Roberto Dias tem currículo de escroque juramentado e chegou à diretoria de Logística da pasta da Saúde por indicação do deputado Ricardo Barros (PP-PR),  líder do governo na Câmara, ministro da Saúde no governo de Michel Temer e que responde por outros casos de corrupção. Foi a ele que Bolsonaro se referiu quando soube, pelos irmãos Miranda, da mutreta em curso. Seria para a cúpula do partido a sua reivindicação de um dólar por dose, num contrato de compra de 400 milhões de imunizantes. Bolsonaro não teve peito para afastar Barros da condição de líder.

Chegou à CPI, também por meio do deputado Luís Miranda (DEM-DF), a denúncia de que a empresa VTCLog, que transporta vacinas e outros insumos desde a gestão de Barros, reajustou contrato com o Ministério da Saúde por pressão do presidente do PP, senador Ciro Nogueira, e do presidente da Câmara, Arthur Lira (PP-AL). 

Foi esse caso que teria levado Pazuello a dizer, ao deixar seu cargo, que estava sendo derrubado por políticos que recebem pixulecos.

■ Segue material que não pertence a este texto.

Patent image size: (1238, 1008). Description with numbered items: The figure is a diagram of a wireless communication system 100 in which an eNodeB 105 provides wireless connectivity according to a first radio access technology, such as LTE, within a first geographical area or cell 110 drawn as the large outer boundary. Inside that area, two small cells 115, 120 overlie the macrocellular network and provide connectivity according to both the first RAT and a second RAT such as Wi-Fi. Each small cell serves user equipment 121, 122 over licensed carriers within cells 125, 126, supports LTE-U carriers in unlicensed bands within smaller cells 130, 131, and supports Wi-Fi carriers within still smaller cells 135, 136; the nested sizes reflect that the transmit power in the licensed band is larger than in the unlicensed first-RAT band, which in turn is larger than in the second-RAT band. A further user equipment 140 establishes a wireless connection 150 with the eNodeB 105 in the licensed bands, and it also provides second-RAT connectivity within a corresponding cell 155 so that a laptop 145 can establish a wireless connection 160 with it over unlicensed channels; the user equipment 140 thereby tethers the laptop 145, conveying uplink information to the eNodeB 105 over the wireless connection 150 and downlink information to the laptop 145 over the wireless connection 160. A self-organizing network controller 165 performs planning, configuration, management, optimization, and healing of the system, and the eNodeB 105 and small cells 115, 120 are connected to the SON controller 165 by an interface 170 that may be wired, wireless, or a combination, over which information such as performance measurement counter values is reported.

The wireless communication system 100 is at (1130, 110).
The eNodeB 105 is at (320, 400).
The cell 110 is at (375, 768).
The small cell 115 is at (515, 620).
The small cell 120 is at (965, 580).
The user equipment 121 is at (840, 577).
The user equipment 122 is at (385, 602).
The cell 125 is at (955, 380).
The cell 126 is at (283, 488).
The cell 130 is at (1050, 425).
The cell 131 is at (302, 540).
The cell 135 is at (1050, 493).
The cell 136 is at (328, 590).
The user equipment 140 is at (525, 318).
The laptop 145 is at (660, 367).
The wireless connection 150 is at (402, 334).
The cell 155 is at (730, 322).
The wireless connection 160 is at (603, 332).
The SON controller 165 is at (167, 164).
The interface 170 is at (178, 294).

O contrato turbinado envolveria propinas mensais de R$ 296 mil para cada membro da cúpula pepista. Vamos ver o que a CPI apurará a respeito.

Após a denúncia sobre a intermediação e a compra superfaturada de vacinas, trazida pelos irmãos Miranda e que teria levado o próprio presidente a citar Barros como responsável, Bolsonaro tentou reverter uma indicação pepista à presidência da Agência Nacional de Saúde (ANS), mas recuou, sob a ameaça de perder o apoio do partido e seu próprio mandato. Roberto Dias foi exonerado, assim como Pazuello e Elcio Franco, mas a hegemonia do PP prevalece nos descaminhos da Saúde.

Deputado Ricardo Barros, presidente Jair Bolsonaro, senador Ciro Nogueira e deputado Arthur Lira. Foto: reprodução do perfil no Twitter de Ciro Nogueira

Com 550 mil mortos, só 17% da população totalmente imunizada e baixa popularidade, Bolsonaro não manda mais no ministério que deveria gerir a crise sanitária. Muito menos o atual ministro, Marcelo Queiroga, que mais parece cego em tiroteio. Quem manda, mesmo, é o Partido da Pilhagem. E o “outro” obedece!

Em tempo: foi confirmada, ontem, a nomeação do Ciro Nogueira, presidente do PP, como chefe da Casa Civil, em substituição ao general Luís Eduardo Ramos, que não gostou, mas vai aceitar outro cargo. Deu para entender?